Sadly, forced sterilization programs often take root under the guise of progressive policy: expanding women’s access to contraception. Note the telling language Erik uses to refer to the non-consensual sterilization: “family planning.” The conflation of externally-imposed fertility limits with voluntary family planning is chilling indeed. But this conflation is made over and over again, because people in positions of power, whether the Westerner, or the local, educated doctor administering medical services to poor women, believe they know what is best for their patients. Naturally, a woman with five children should not have any more, the reasoning goes. Or, a woman too poor to support the children she does have, even if only one or two, should surely be kept from having more.
No matter how benign this paternalism masquerading as benevolence might sound, forced sterilization is a crime that is committed against women (and sometimes men, such as in Indira Ghandi’s India), stripping them of free agency and human dignity. Patients get to decide what medical procedures are performed on them for a variety of reasons. They get to decide because there is no medical procedure that does not have risks as well as benefits, no matter how enormous the benefits or how small the risks. They get to decide because lots of things that doctors used to think were really good (e.g., hormone replacement therapy) are sometimes really bad. They get to decide because what makes sense for one person may not make sense for someone else. Fully informed consent, where someone is told of the risks and benefits of a procedure, and allowed to make their own, non-coerced, lucid decision, is one of the hallmarks of ethical medical care.
Dr. Erik then comes to Femonomics and accuses her of being colonialist.
Disturbingly, this doctor is pretty well-connected on the NGO circuit. According to his bio:
Dr.

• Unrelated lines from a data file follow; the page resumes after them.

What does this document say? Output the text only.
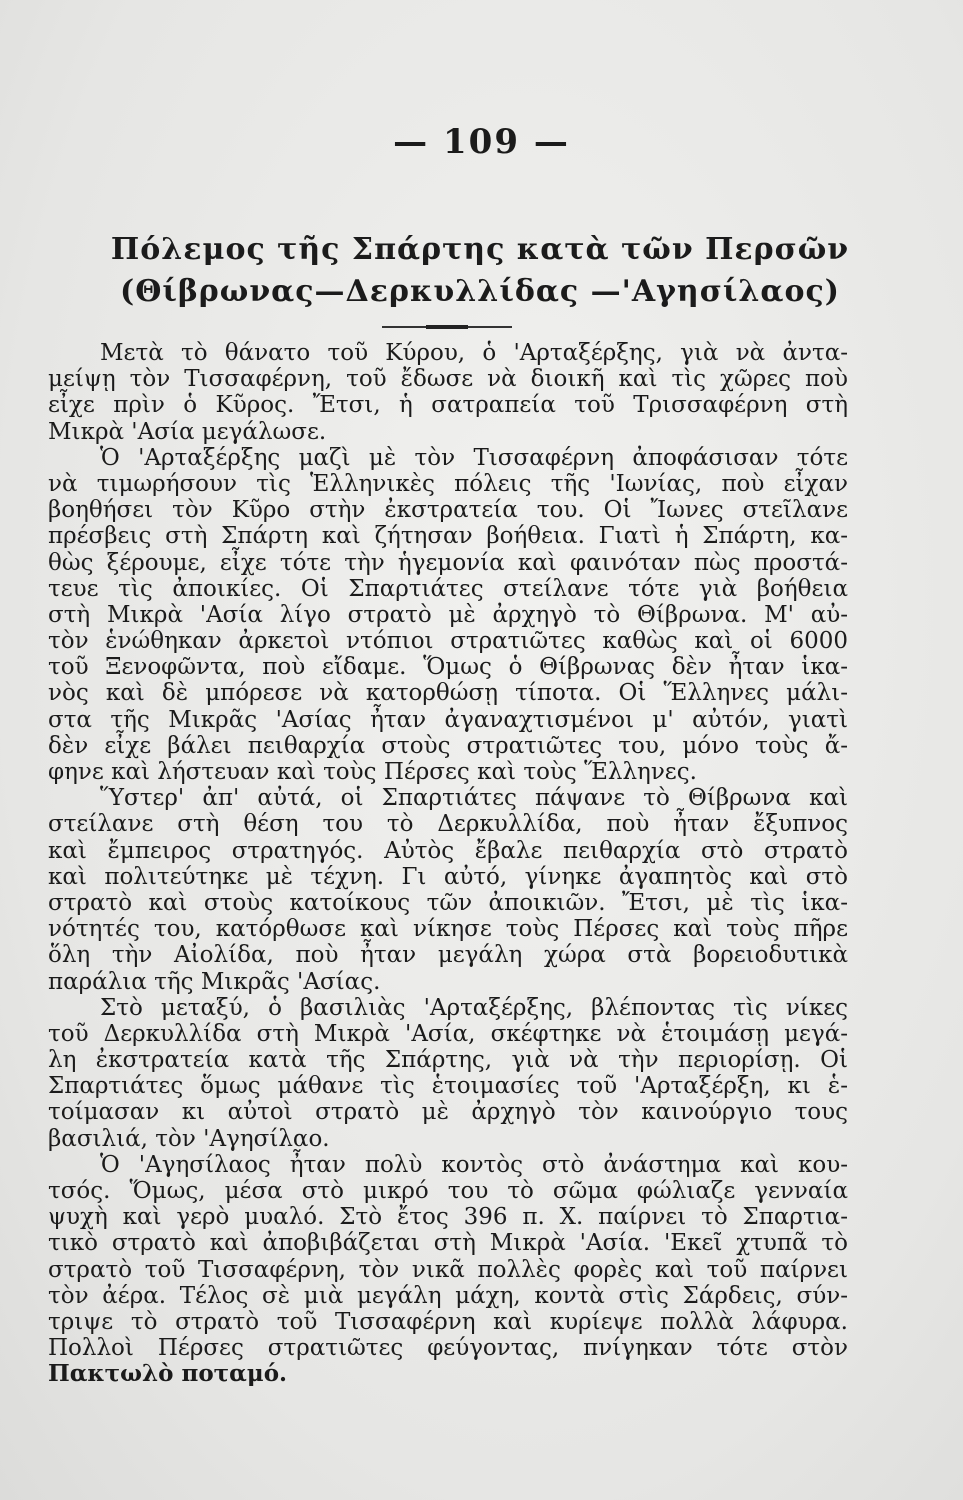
— 109 —
Πόλεμος τῆς Σπάρτης κατὰ τῶν Περσῶν
(Θίβρωνας—Δερκυλλίδας —'Αγησίλαος)
Μετὰ τὸ θάνατο τοῦ Κύρου, ὁ 'Αρταξέρξης, γιὰ νὰ ἀντα-
μείψῃ τὸν Τισσαφέρνη, τοῦ ἔδωσε νὰ διοικῆ καὶ τὶς χῶρες ποὺ
εἶχε πρὶν ὁ Κῦρος. Ἔτσι, ἡ σατραπεία τοῦ Τρισσαφέρνη στὴ
Μικρὰ 'Ασία μεγάλωσε.
Ὁ 'Αρταξέρξης μαζὶ μὲ τὸν Τισσαφέρνη ἀποφάσισαν τότε
νὰ τιμωρήσουν τὶς Ἑλληνικὲς πόλεις τῆς 'Ιωνίας, ποὺ εἶχαν
βοηθήσει τὸν Κῦρο στὴν ἐκστρατεία του. Οἱ Ἴωνες στεῖλανε
πρέσβεις στὴ Σπάρτη καὶ ζήτησαν βοήθεια. Γιατὶ ἡ Σπάρτη, κα-
θὼς ξέρουμε, εἶχε τότε τὴν ἡγεμονία καὶ φαινόταν πὼς προστά-
τευε τὶς ἀποικίες. Οἱ Σπαρτιάτες στείλανε τότε γιὰ βοήθεια
στὴ Μικρὰ 'Ασία λίγο στρατὸ μὲ ἀρχηγὸ τὸ Θίβρωνα. Μ' αὐ-
τὸν ἑνώθηκαν ἀρκετοὶ ντόπιοι στρατιῶτες καθὼς καὶ οἱ 6000
τοῦ Ξενοφῶντα, ποὺ εἴδαμε. Ὅμως ὁ Θίβρωνας δὲν ἦταν ἱκα-
νὸς καὶ δὲ μπόρεσε νὰ κατορθώσῃ τίποτα. Οἱ Ἕλληνες μάλι-
στα τῆς Μικρᾶς 'Ασίας ἦταν ἀγαναχτισμένοι μ' αὐτόν, γιατὶ
δὲν εἶχε βάλει πειθαρχία στοὺς στρατιῶτες του, μόνο τοὺς ἄ-
φηνε καὶ λήστευαν καὶ τοὺς Πέρσες καὶ τοὺς Ἕλληνες.
Ὕστερ' ἀπ' αὐτά, οἱ Σπαρτιάτες πάψανε τὸ Θίβρωνα καὶ
στείλανε στὴ θέση του τὸ Δερκυλλίδα, ποὺ ἦταν ἔξυπνος
καὶ ἔμπειρος στρατηγός. Αὐτὸς ἔβαλε πειθαρχία στὸ στρατὸ
καὶ πολιτεύτηκε μὲ τέχνη. Γι αὐτό, γίνηκε ἀγαπητὸς καὶ στὸ
στρατὸ καὶ στοὺς κατοίκους τῶν ἀποικιῶν. Ἔτσι, μὲ τὶς ἱκα-
νότητές του, κατόρθωσε καὶ νίκησε τοὺς Πέρσες καὶ τοὺς πῆρε
ὅλη τὴν Αἰολίδα, ποὺ ἦταν μεγάλη χώρα στὰ βορειοδυτικὰ
παράλια τῆς Μικρᾶς 'Ασίας.
Στὸ μεταξύ, ὁ βασιλιὰς 'Αρταξέρξης, βλέποντας τὶς νίκες
τοῦ Δερκυλλίδα στὴ Μικρὰ 'Ασία, σκέφτηκε νὰ ἑτοιμάσῃ μεγά-
λη ἐκστρατεία κατὰ τῆς Σπάρτης, γιὰ νὰ τὴν περιορίσῃ. Οἱ
Σπαρτιάτες ὅμως μάθανε τὶς ἑτοιμασίες τοῦ 'Αρταξέρξη, κι ἑ-
τοίμασαν κι αὐτοὶ στρατὸ μὲ ἀρχηγὸ τὸν καινούργιο τους
βασιλιά, τὸν 'Αγησίλαο.
Ὁ 'Αγησίλαος ἦταν πολὺ κοντὸς στὸ ἀνάστημα καὶ κου-
τσός. Ὅμως, μέσα στὸ μικρό του τὸ σῶμα φώλιαζε γενναία
ψυχὴ καὶ γερὸ μυαλό. Στὸ ἔτος 396 π. Χ. παίρνει τὸ Σπαρτια-
τικὸ στρατὸ καὶ ἀποβιβάζεται στὴ Μικρὰ 'Ασία. 'Εκεῖ χτυπᾶ τὸ
στρατὸ τοῦ Τισσαφέρνη, τὸν νικᾶ πολλὲς φορὲς καὶ τοῦ παίρνει
τὸν ἀέρα. Τέλος σὲ μιὰ μεγάλη μάχη, κοντὰ στὶς Σάρδεις, σύν-
τριψε τὸ στρατὸ τοῦ Τισσαφέρνη καὶ κυρίεψε πολλὰ λάφυρα.
Πολλοὶ Πέρσες στρατιῶτες φεύγοντας, πνίγηκαν τότε στὸν
Πακτωλὸ ποταμό.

Erik has held advisory positions for The Clinton Foundation, Family Health International, US Doctors for Africa and International SOS. He remains a national advisor on HIV/AIDS treatment for a number of countries around the world.
Involuntary sterilization is a human rights abuse, and a major ethical violation. This guy should not be let anywhere near women. He definitely should not be holding advisory positions at international health organizations.